Index of documents > Euromeetings Magazine > Euromeetings Number 5



A tough battle is being fought in Germany centred on the future structure of retirement pensions; this battle will be decided next autumn/winter. The problem arises from a real indisputable fact, out of every ideology: the demographic factor. The ‘agreement between generations’, that had been working so far without dramatic breakdowns –a few punctures, fixed immediately with public funds–, consisted on the fact that, with their monthly insurance instalments, the working population maintained the pensioners that, for their part, had paid those too. Now the circumstances have changed. The number of births decreases, the average age of the population increases; the day in which one worker will have to shoulder not 1, but 1.5 pensioners is getting closer. It is obvious that under this numerical ratio, the agreement between generations has stopped being bearable; the total monthly instalment, that is to say, the share of the insured plus the one of the employer, would be close to a fourth of the gross salary.

 

How to sort out the problem? The solutions vary according to the ideologies. The neoliberal ideology, which is in vogue these days –‘let everyone take care of themselves’ or in all its crude reality: ‘every man for himself’– finds an easy solution at first sight: to reduce the pensions. From a more or less long 70% of the last salary, to 64% for those who are 30 years old today; or 65.5% for those who are 40. Result: the great mass of pensioners –the working classes, with modest salaries and also modest pensions– will be reduced to the level of social aid, for a working life spent for the benefit not only of one’s own family, but also of the community; a life, besides, even harder, precisely in those cases most hardly affected by the reduction.

 

Against that ‘easy’ solution not only rise up the potential interested people, but also the town councils, on which the payment of the social aid weigh, and which, even without new burdens, forced by the red pencil of the Ministry of Finances, have been reducing day by day their services to the population– many of them as essential as public transports, kindergartens, and so on.
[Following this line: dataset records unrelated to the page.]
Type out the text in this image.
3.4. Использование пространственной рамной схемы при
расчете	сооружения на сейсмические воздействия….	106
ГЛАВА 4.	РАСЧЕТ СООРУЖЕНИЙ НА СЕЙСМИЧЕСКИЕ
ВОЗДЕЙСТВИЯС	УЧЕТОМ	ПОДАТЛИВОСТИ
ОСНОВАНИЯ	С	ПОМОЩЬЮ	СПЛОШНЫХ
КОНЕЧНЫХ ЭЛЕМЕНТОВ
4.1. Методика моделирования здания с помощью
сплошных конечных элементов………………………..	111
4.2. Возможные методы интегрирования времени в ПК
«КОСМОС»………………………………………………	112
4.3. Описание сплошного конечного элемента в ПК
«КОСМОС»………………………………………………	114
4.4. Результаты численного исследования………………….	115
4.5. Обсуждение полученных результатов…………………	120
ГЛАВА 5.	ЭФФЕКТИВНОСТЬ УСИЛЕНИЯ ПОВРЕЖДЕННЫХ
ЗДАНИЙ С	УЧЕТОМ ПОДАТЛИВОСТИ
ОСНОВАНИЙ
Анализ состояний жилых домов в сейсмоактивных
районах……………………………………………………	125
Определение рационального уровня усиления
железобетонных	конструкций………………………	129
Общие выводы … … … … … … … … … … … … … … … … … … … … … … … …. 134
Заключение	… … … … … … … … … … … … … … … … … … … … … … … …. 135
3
The answer coming from the ‘every man for himself’ ideology is the foreseeable one: let everyone round off beforehand their basic pension with a private complementary insurance that covers the vacuum up to the desired standard of living. Note: the employer shall not contribute to the funding of such private insurance.

 

Those who still believe that the social solidarity is what saves us from the law of the jungle –because without social solidarity we would certainly be in the jungle– ask: Who is going to fund it, then? If it has to be just the employee, perhaps they would prefer the current system to go on, with as high rates as it may be necessary, but of course, shared, as until now, by the employer. At least it would be cheaper for the economically modest employee than the private insurance, a solution preferred by the best placed ones.

 

No way!, the employers protest. The companies must be freed from the oppressing additional costs whatever happens. Those ‘additional burdens’, when increasing the price of the production, drown the capability of competition, dissuade the investors, compromise the location of companies, and inevitably kill jobs. We cannot deny that among the ‘additional costs’, the employer’s contribution to the endowment insurance is probably the most important one. Even the trade unions agree that if we want to fight against the unemployment we must reduce the costs of production –including the ‘additional’ ones.

 

Way out –rather in an interventionist than neoliberal way–: contribution of up to 4% by the State to the instalment of the private insurance funded only by the employer –and, for the moment, still voluntary.

 

Apart of all this pandemonium, –neoliberal in three fourths and just one fourth socially well-intentioned–, the pensions of the current pensioners, and of those that are 55 years old today, will remain at the present amounts; and from year 2002, they will increase in proportion to the evolution of the net salaries.

 

Will our children be safe from the deluge too?